High-density genomic data is often analyzed by combining information over windows of adjacent markers. Interpretation of data grouped in windows versus at individual locations may increase statistical power, simplify computation, reduce sampling noise, and reduce the total number of tests performed. However, use of adjacent marker information can result in over- or under-smoothing, undesirable window boundary specifications, or highly correlated test statistics. We introduce a method for defining windows based on statistically guided breakpoints in the data, as a foundation for the analysis of multiple adjacent data points. This method involves first fitting a cubic smoothing spline to the data and then identifying the inflection points of the fitted spline, which serve as the boundaries of adjacent windows. This technique does not require prior knowledge of linkage disequilibrium, and therefore can be applied to data collected from individual or pooled sequencing experiments. Moreover, in contrast to existing methods, an arbitrary choice of window size is not necessary, since these are determined empirically and allowed to vary along the genome.

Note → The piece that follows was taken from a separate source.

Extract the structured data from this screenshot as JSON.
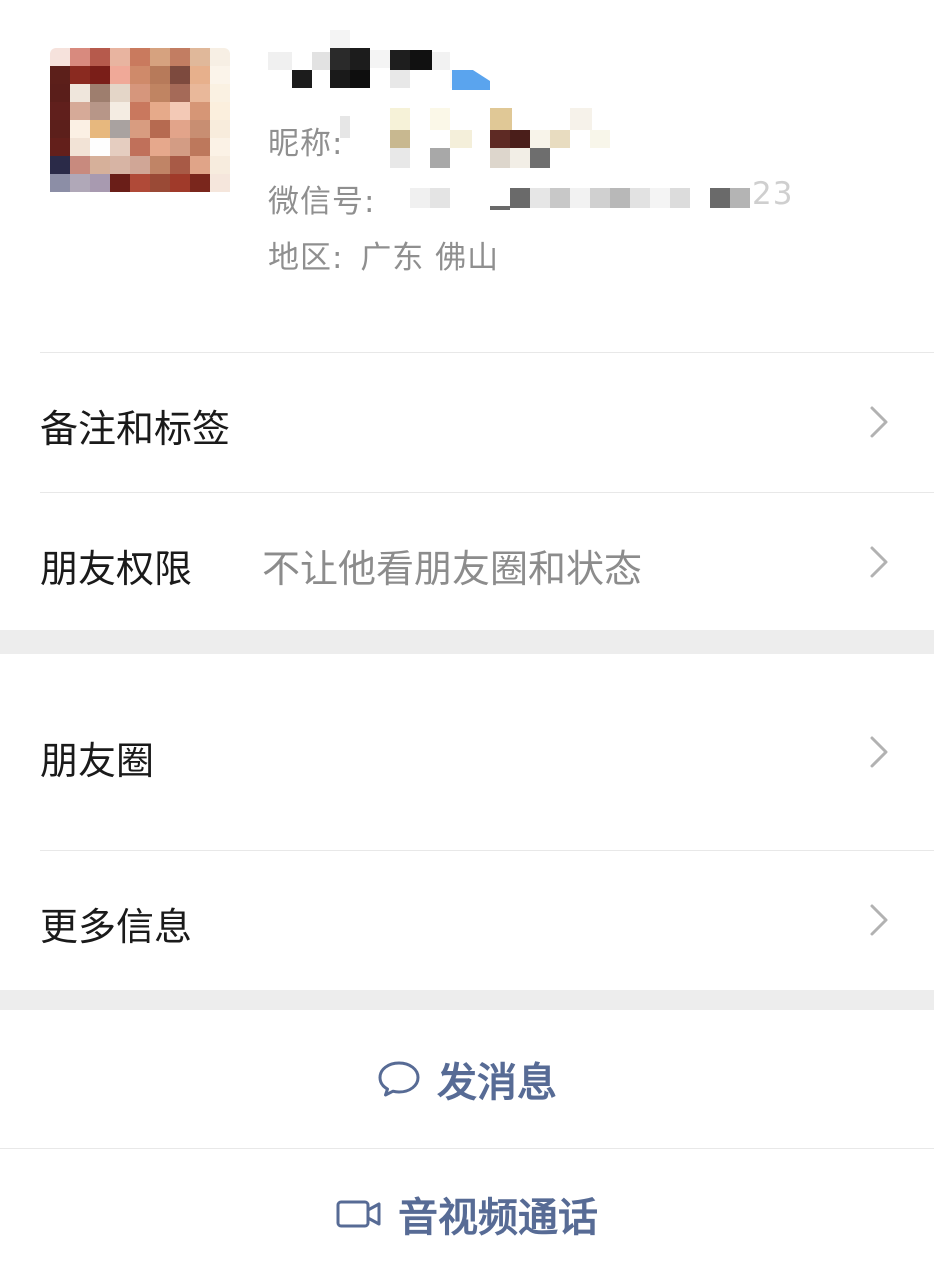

Simulations applying this method were performed to identify selection signatures from pooled sequencing FST data, for which allele frequencies were estimated from a pool of individuals. The relative ratio of true to false positives was twice that generated by existing techniques. A comparison of the approach to a previous study that involved pooled sequencing FST data from maize suggested that outlying windows were more clearly separated from their neighbors than when using a standard sliding window approach.

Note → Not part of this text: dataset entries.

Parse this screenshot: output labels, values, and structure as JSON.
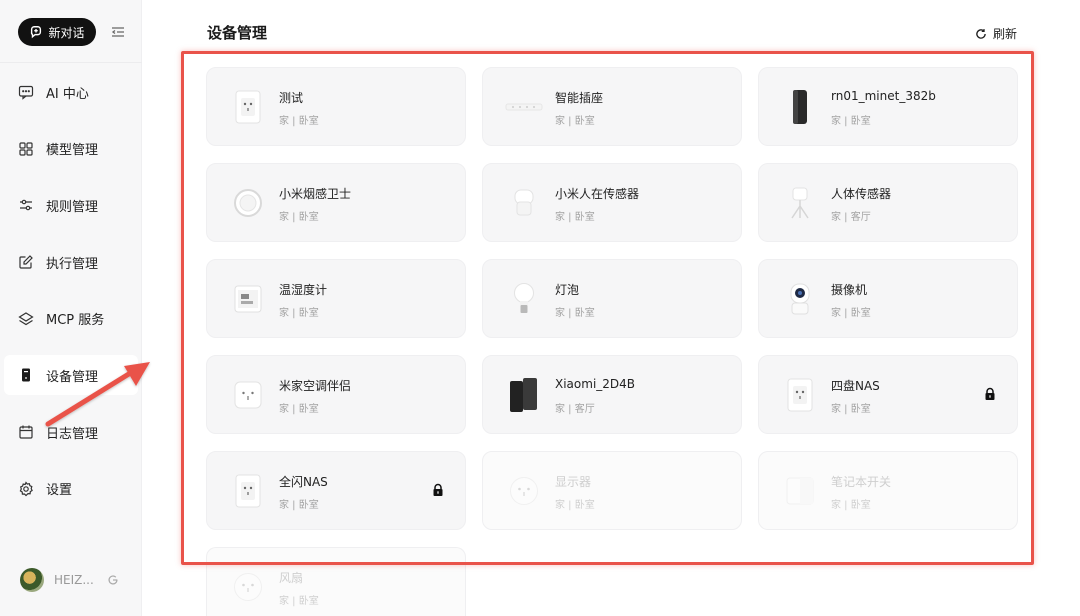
{
  "sidebar": {
    "new_chat_label": "新对话",
    "items": [
      {
        "label": "AI 中心",
        "icon": "chat-icon"
      },
      {
        "label": "模型管理",
        "icon": "grid-icon"
      },
      {
        "label": "规则管理",
        "icon": "sliders-icon"
      },
      {
        "label": "执行管理",
        "icon": "edit-icon"
      },
      {
        "label": "MCP 服务",
        "icon": "layers-icon"
      },
      {
        "label": "设备管理",
        "icon": "device-icon",
        "active": true
      },
      {
        "label": "日志管理",
        "icon": "calendar-icon"
      },
      {
        "label": "设置",
        "icon": "gear-icon"
      }
    ],
    "user_name": "HEIZ..."
  },
  "header": {
    "title": "设备管理",
    "refresh_label": "刷新"
  },
  "devices": [
    {
      "name": "测试",
      "location": "家 | 卧室",
      "icon": "smart-plug-icon",
      "locked": false,
      "disabled": false
    },
    {
      "name": "智能插座",
      "location": "家 | 卧室",
      "icon": "power-strip-icon",
      "locked": false,
      "disabled": false
    },
    {
      "name": "rn01_minet_382b",
      "location": "家 | 卧室",
      "icon": "router-icon",
      "locked": false,
      "disabled": false
    },
    {
      "name": "小米烟感卫士",
      "location": "家 | 卧室",
      "icon": "smoke-detector-icon",
      "locked": false,
      "disabled": false
    },
    {
      "name": "小米人在传感器",
      "location": "家 | 卧室",
      "icon": "presence-sensor-icon",
      "locked": false,
      "disabled": false
    },
    {
      "name": "人体传感器",
      "location": "家 | 客厅",
      "icon": "motion-sensor-icon",
      "locked": false,
      "disabled": false
    },
    {
      "name": "温湿度计",
      "location": "家 | 卧室",
      "icon": "thermometer-icon",
      "locked": false,
      "disabled": false
    },
    {
      "name": "灯泡",
      "location": "家 | 卧室",
      "icon": "bulb-icon",
      "locked": false,
      "disabled": false
    },
    {
      "name": "摄像机",
      "location": "家 | 卧室",
      "icon": "camera-icon",
      "locked": false,
      "disabled": false
    },
    {
      "name": "米家空调伴侣",
      "location": "家 | 卧室",
      "icon": "ac-companion-icon",
      "locked": false,
      "disabled": false
    },
    {
      "name": "Xiaomi_2D4B",
      "location": "家 | 客厅",
      "icon": "mesh-router-icon",
      "locked": false,
      "disabled": false
    },
    {
      "name": "四盘NAS",
      "location": "家 | 卧室",
      "icon": "smart-plug-icon",
      "locked": true,
      "disabled": false
    },
    {
      "name": "全闪NAS",
      "location": "家 | 卧室",
      "icon": "smart-plug-icon",
      "locked": true,
      "disabled": false
    },
    {
      "name": "显示器",
      "location": "家 | 卧室",
      "icon": "wall-socket-icon",
      "locked": false,
      "disabled": true
    },
    {
      "name": "笔记本开关",
      "location": "家 | 卧室",
      "icon": "switch-icon",
      "locked": false,
      "disabled": true
    },
    {
      "name": "风扇",
      "location": "家 | 卧室",
      "icon": "wall-socket-icon",
      "locked": false,
      "disabled": true
    }
  ],
  "colors": {
    "highlight": "#e9534a",
    "active_nav_bg": "#ffffff",
    "sidebar_bg": "#f7f7f8",
    "card_bg": "#f6f6f7"
  }
}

We have developed a novel technique to identify window boundaries for subsequent analysis protocols. When applied to selection studies based on F ST data, this method provides a high discovery rate and minimizes false positives. The method is implemented in the R package GenWin, which is publicly available from CRAN.

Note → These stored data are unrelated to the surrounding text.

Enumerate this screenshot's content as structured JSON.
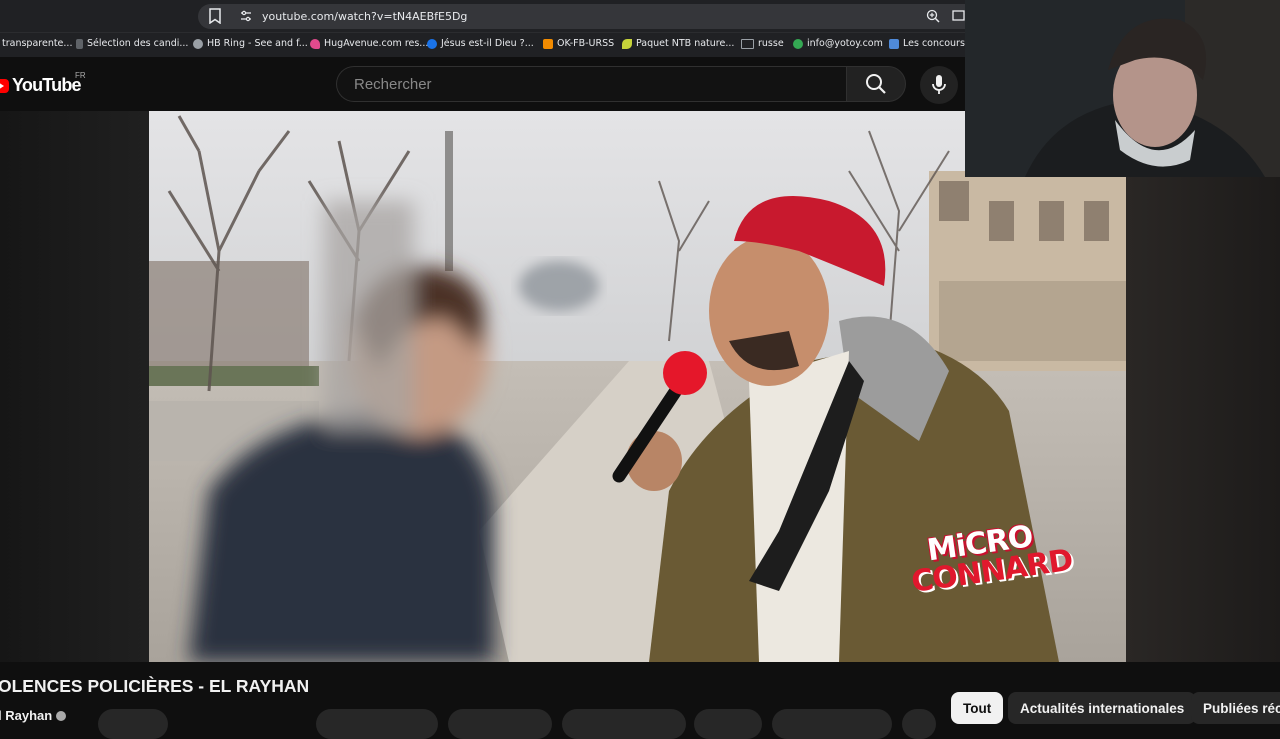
{
  "browser": {
    "url": "youtube.com/watch?v=tN4AEBfE5Dg",
    "bookmarks": [
      {
        "label": "transparente...",
        "color": "#5f6368"
      },
      {
        "label": "Sélection des candi...",
        "color": "#5f6368"
      },
      {
        "label": "HB Ring - See and f...",
        "color": "#9aa0a6"
      },
      {
        "label": "HugAvenue.com res...",
        "color": "#e24a8d"
      },
      {
        "label": "Jésus est-il Dieu ?...",
        "color": "#1a73e8"
      },
      {
        "label": "OK-FB-URSS",
        "color": "#f28b00"
      },
      {
        "label": "Paquet NTB nature...",
        "color": "#c6d33a"
      },
      {
        "label": "russe",
        "color": "#9aa0a6"
      },
      {
        "label": "info@yotoy.com",
        "color": "#34a853"
      },
      {
        "label": "Les concours de",
        "color": "#4f8ad9"
      }
    ]
  },
  "youtube": {
    "logo_text": "YouTube",
    "country_code": "FR",
    "search_placeholder": "Rechercher"
  },
  "video": {
    "overlay_logo_line1": "MiCRO",
    "overlay_logo_line2": "CONNARD",
    "title": "OLENCES POLICIÈRES - EL RAYHAN",
    "channel": "l Rayhan"
  },
  "chips": [
    {
      "label": "Tout",
      "active": true
    },
    {
      "label": "Actualités internationales",
      "active": false
    },
    {
      "label": "Publiées réc",
      "active": false
    }
  ],
  "colors": {
    "brand_red": "#ff0000",
    "background": "#0f0f0f",
    "beanie_red": "#c8192e"
  }
}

高密度基因组数据通常通过合并相邻标记窗口上的信息来进行分析。对按窗口分组的数据与单个位置的数据进行解释,可能会提高统计功效、简化计算、减少抽样噪声并减少所执行测试的总数。然而,使用相邻标记信息可能会导致过度平滑或平滑不足、不理想的窗口边界规格或高度相关的测试统计量。我们引入了一种基于数据中的统计引导断点来定义窗口的方法,作为分析多个相邻数据点的基础。该方法首先对数据拟合三次平滑样条,然后识别拟合样条的拐点,这些拐点用作相邻窗口的边界。此技术不需要连锁不平衡的先验知识,因此可应用于从个体或混合测序实验收集的数据。此外,与现有方法不同,无需任意选择窗口大小,因为这些窗口大小是根据经验确定的,并且允许沿基因组变化。
应用此方法进行了模拟,以从混合测序FST数据中识别选择特征,其中等位基因频率是从个体池中估计的。真阳性与假阳性的相对比率是现有技术产生的两倍。将该方法与之前一项涉及玉米混合测序FST数据的研究进行比较,结果表明,与使用标准滑动窗口方法相比,异常窗口与其相邻窗口的分离更为明显。
我们开发了一种新颖的技术来识别窗口边界,以供后续分析方案使用。当应用于基于FST数据的选择研究时,该方法具有较高的发现率并将假阳性降至最低。该方法在R包GenWin中实现,可从CRAN公开获取。